Pierre Cardin has passed away at age 98, and while the designer had a great impact on the world of fashion, he also brought his signature style to the automotive realm, chiefly with the unlikely partner of American Motors.
At the dawn of the 1970s, AMC decided to seek out a little glamour for its freshly renewed product lineup by having famous fashion designers work their magic on AMC cars. The first model to get the fashion treatment was the Hornet Sportabout wagon, with a special Gucci edition that became available for 1972. Later that same year, Pierre Cardin's Javelin was introduced.
The Cardin Javelin arrived midway through the '72 model year as an interior option package. The designer had submitted as many as 10 proposals to AMC, and the chosen selection was a black interior with a wild multi-hued stripe of silver, white, red and purple that grooved across the seats, touched the door panels and continued onto the headliner. "People should feel like they're sitting in a living room rather than a machine," the designer was quoted in ads introducing his eponymous Javelin. In a press release, AMC said, "Cardin takes an ultra-modern abstract approach to his interior design."
The Cardin interior option package was available with specific exterior colors: Snow White, Stardust Silver, Trans Am Red, and Wild Plum. For the '73 model year, Diamond Blue was a new exterior color option.
The Pierre Cardin option was only $85 and was offered exclusively on the Javelin SST, although it's reported that the Pierre Cardin option also appeared on a handful of Javelin AMX models. For 1973, you could officially get a Pierre Cardin Javelin AMX. A total of 4,152 were built over the two model years.
AMC's next fashion special was the Matador coupe, but the automaker tapped Oleg Cassini for that gig. Pierre Cardin was not finished with the automobile business, though.
In 1975, he put his touch on the Sbarro Stash, an obscure supercar based on the SV1, with the result displayed at the Paris auto show. The designer next customized a run of early-'80s Cadillac Eldorados, and this time the treatment extended beyond the interior. A redesigned front end featured hidden headlights behind a full-width horizontal-car grille but unfortunately made the already-considerable front overhang even longer; the rear treatment was similarly modified with the factory vertical taillights replaced with horizontal units.
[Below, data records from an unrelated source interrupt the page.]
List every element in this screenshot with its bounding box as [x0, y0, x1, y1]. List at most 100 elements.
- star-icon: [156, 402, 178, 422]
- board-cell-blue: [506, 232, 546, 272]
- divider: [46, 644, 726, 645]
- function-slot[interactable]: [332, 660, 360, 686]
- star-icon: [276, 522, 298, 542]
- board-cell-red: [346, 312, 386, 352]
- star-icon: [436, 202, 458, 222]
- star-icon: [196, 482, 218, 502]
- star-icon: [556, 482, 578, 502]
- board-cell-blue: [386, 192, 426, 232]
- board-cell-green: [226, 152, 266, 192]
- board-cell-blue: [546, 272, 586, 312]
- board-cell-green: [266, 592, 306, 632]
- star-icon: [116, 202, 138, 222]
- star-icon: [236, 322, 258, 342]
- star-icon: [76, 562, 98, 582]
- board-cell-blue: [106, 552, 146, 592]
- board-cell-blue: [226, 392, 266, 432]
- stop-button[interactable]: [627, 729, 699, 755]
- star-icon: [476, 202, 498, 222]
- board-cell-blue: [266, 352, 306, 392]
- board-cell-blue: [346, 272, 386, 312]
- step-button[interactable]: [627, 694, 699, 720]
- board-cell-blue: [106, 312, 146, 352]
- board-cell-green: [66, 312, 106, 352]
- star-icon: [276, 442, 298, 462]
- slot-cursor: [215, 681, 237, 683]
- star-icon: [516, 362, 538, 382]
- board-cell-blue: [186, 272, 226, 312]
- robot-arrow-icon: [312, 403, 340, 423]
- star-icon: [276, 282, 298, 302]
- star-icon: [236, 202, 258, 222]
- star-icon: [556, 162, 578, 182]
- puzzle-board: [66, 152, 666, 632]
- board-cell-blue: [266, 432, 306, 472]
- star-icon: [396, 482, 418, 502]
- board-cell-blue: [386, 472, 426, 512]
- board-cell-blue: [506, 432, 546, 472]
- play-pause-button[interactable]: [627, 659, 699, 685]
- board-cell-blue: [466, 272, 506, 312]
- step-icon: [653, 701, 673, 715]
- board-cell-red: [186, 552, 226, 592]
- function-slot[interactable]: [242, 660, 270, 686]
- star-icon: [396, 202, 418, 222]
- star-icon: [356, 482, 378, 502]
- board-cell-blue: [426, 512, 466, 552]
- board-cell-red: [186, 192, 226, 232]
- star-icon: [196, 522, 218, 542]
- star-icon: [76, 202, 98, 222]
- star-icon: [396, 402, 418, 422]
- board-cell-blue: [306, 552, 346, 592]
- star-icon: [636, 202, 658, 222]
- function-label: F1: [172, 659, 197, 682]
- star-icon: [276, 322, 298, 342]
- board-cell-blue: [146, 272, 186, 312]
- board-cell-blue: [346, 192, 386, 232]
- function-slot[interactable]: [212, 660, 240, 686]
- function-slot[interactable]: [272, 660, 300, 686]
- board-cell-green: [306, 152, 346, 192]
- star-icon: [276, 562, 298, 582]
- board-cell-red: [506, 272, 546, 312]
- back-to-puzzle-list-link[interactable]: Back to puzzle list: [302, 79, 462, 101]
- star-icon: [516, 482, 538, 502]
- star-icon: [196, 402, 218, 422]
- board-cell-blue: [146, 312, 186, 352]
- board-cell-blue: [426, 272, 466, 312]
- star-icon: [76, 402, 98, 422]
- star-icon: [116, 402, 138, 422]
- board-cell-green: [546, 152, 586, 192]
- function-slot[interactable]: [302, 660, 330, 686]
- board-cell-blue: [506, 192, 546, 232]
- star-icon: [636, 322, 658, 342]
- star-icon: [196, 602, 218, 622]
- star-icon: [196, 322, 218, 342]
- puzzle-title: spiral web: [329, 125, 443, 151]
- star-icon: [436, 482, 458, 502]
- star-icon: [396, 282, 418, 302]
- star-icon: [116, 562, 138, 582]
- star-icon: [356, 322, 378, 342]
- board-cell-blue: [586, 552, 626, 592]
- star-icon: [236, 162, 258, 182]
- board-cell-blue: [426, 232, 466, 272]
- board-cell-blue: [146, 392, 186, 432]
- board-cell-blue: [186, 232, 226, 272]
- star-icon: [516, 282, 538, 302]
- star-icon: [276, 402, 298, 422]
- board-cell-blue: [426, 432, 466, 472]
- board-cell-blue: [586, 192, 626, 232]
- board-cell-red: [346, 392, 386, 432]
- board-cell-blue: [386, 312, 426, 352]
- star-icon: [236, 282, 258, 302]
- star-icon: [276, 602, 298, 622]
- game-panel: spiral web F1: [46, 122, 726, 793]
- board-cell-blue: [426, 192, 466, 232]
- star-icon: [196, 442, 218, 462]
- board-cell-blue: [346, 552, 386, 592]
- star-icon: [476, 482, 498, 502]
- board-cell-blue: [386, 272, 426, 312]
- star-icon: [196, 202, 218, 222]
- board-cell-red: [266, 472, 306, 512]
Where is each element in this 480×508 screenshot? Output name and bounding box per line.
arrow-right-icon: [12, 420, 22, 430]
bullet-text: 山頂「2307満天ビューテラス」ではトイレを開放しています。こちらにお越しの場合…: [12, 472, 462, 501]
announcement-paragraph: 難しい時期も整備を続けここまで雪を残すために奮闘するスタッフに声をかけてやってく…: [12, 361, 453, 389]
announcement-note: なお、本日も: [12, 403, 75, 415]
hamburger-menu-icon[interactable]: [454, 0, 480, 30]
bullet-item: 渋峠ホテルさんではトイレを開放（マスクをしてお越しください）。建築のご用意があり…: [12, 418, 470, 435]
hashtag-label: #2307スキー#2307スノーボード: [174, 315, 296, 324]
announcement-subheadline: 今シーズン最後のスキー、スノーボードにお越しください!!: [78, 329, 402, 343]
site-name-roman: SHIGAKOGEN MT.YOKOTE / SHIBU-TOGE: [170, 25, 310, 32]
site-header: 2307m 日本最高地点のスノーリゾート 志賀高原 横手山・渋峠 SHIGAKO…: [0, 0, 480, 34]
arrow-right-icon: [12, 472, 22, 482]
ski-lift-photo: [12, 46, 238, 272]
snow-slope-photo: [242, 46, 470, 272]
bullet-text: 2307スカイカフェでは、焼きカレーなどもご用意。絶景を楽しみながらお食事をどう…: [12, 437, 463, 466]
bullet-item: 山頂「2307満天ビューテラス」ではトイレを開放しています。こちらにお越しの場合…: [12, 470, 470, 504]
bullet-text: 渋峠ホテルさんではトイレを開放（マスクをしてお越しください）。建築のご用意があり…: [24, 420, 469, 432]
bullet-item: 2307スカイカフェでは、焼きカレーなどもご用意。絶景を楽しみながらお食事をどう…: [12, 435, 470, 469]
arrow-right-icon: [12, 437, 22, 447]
The interior wasn't neglected, of course, and included a built-in bar, a TV/VCR combo, leather everywhere, and lambswool carpets. The Cadillac Eldorado Evolution by Pierre Cardin cost nearly triple the price of a standard Eldorado at $58,000 ($166,000 in today's money). It's believed that fewer than 100 were built.
Interesting, but we'll take a '72 Javelin — in Majestic Plum, of course.